Furthermore, Merle also found that a minimal mass blow-up to the inhomogeneous NLS can only occur if $k(x) = 1$ (hits an interior maximum) at some finite point, and that $k(x)$ is bounded strictly away from 1 outside some large compact set. In this case, the blow-up can only occur in such a way that leads to a concentration of energy at the maximum point. Heuristically, again, this is natural: the strong self-interaction gives a lower potential energy. So it is natural to expect the particle to slide down into this potential well when it concentrates. If the potential asymptotes to the minimum at infinity, however, one may expect the wave to slide out to infinity and disperse, so it is important to have a strict maximum of the interaction strength in the interior.

Szeftel and Raphaël’s work show that such a blow-up solution indeed exists, and is in fact unique.

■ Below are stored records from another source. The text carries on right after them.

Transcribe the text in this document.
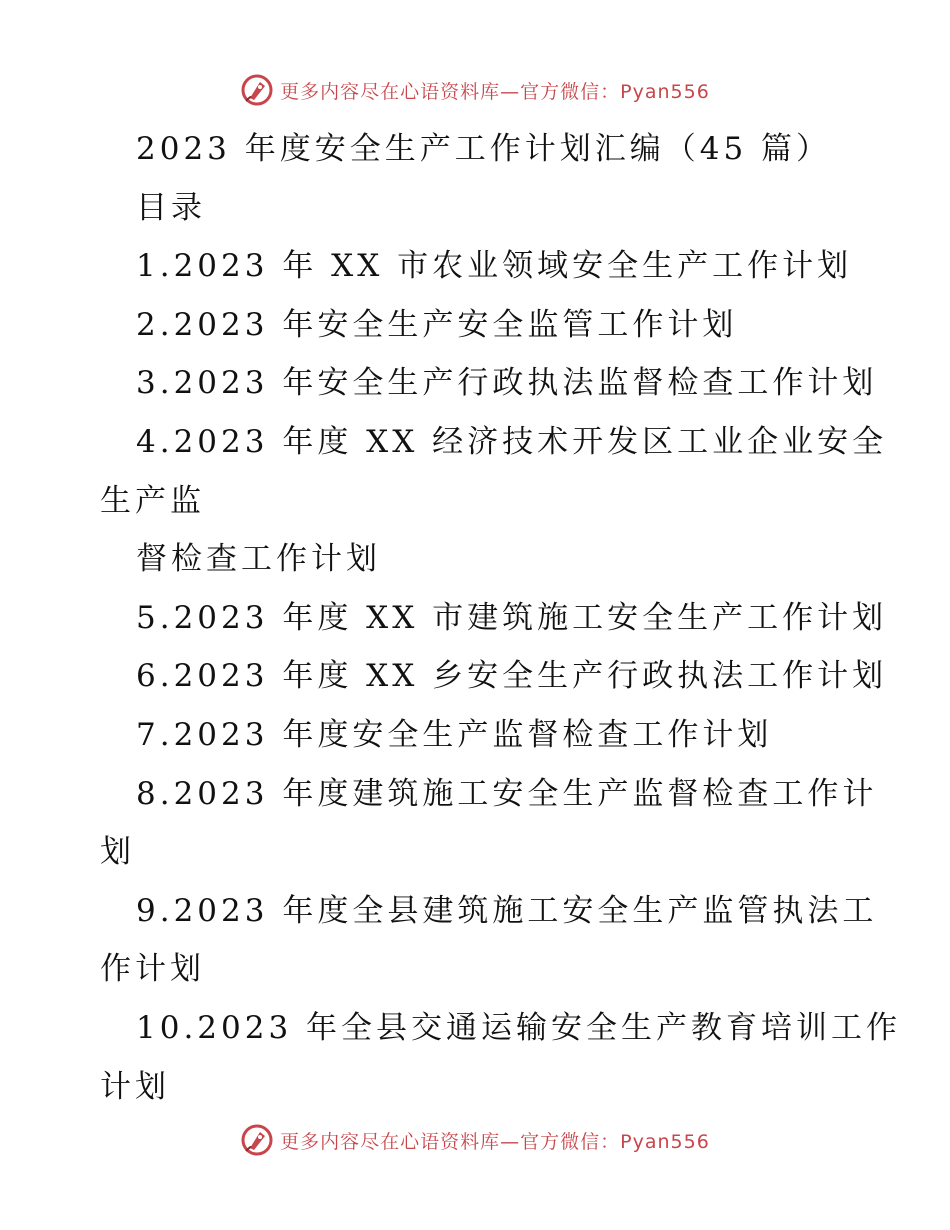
更多内容尽在心语资料库—官方微信：Pyan556
2023 年度安全生产工作计划汇编（45 篇）
目录
1.2023 年 XX 市农业领域安全生产工作计划
2.2023 年安全生产安全监管工作计划
3.2023 年安全生产行政执法监督检查工作计划
4.2023 年度 XX 经济技术开发区工业企业安全
生产监
督检查工作计划
5.2023 年度 XX 市建筑施工安全生产工作计划
6.2023 年度 XX 乡安全生产行政执法工作计划
7.2023 年度安全生产监督检查工作计划
8.2023 年度建筑施工安全生产监督检查工作计
划
9.2023 年度全县建筑施工安全生产监管执法工
作计划
10.2023 年全县交通运输安全生产教育培训工作
计划
更多内容尽在心语资料库—官方微信：Pyan556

Around the local maximum of $k(x)$, we can (heuristically) expand by Taylor polynomials. That $x_0$ is a local maximum implies that we have schematically

$k(x) = 1 + c_2\nabla^2k(x_0) x^2 + c_3\nabla^3k(x_0)x^3 + \ldots$

In the case where the Hessian term vanishes, by “zooming in” along a pre-supposed self-similar blow-up with rates identical to the one induced by the pseudo-conformal transform in the homogeneous case, we can convince ourselves that the more we zoom in, the flatter $k(x)$ looks. In this case, then it is not too unreasonable that the focusing behavior of the homogeneous case carries over: by zooming in sufficiently we rapidly approach a situation which is locally identical to the homogeneous case. If the energy is already concentrating, then the errors introduced at “large distances” will be small and controllable. This suggest that the problem admits a purely perturbative treatment. This, indeed, was the case, as Banica, Carles, and Duyckaerts have shown.

On the other hand, of the Hessian term does not vanish, one sees that it remains scale-invariant down to the smallest scales. In other words, no matter how far we zoom in, the pinnacle at $k(x_0)$ will always look curved. In this situation, a perturbative method is less suitable, and this is the regime where Szeftel and Raphaël works.

The trick, it seems to me, is the following (I don’t think I completely understand all the intricacies of the proof; here I’ll just talk about the impression I got from the talk and from looking a bit at the paper): it turns out that by inverting the pseudo-conformal transform, we can reformulate the blow-up equation as a large-time equation in some rescaled variables, where now the potential $k$ depends on the scaling parameter which also depends on time. The idea is to “solve backwards from infinity”. If we just plug-in naïvely the stationary solution $Q$ at infinity, there will be error terms when we evolve back. What we want to do is capture the error terms. If we directly linearize the equation around $Q$, we will pick-up negative-eigenmodes, which will lead to exponential blow-up and destroy our ansatz. To overcome this difficulty, as is standard, the authors applied modulation theory. The idea behind modulation theory is that all the bad eigenmodes for the linearized equation of a good Hamiltonian system should be captured by the natural symmetries. In this case, we don’t have any natural symmetries to use. But we have “almost” symmetries coming from the homogeneous system. So we consider the manifold of functions spanned by symmetry transformations of $Q$, and decompose the solution as a projection part $u$ which lives on the manifold, and an orthogonal part $u'$. In this way, all the wild, uncontrolled directions of the flow are captured in some sort of motion on the symmetry manifold. We don’t actually particularly care how the flow happens, as the flow on the manifold preserves norms. The only bit we care about the flow is how it converges as time approaches the blow-up time: this is what gives us the blow-up rate of the equation.

As it turns out, this decomposition is a very good one: the analysis showed that the flow on the manifold is a good approximation (to the fourth order) of the actual physical flow. This means that the orthogonal error $u'$ is going to be rather small and controllable. Of course, to establish these estimates is a lot of hard work; fundamentally, however, the idea is a beautiful one.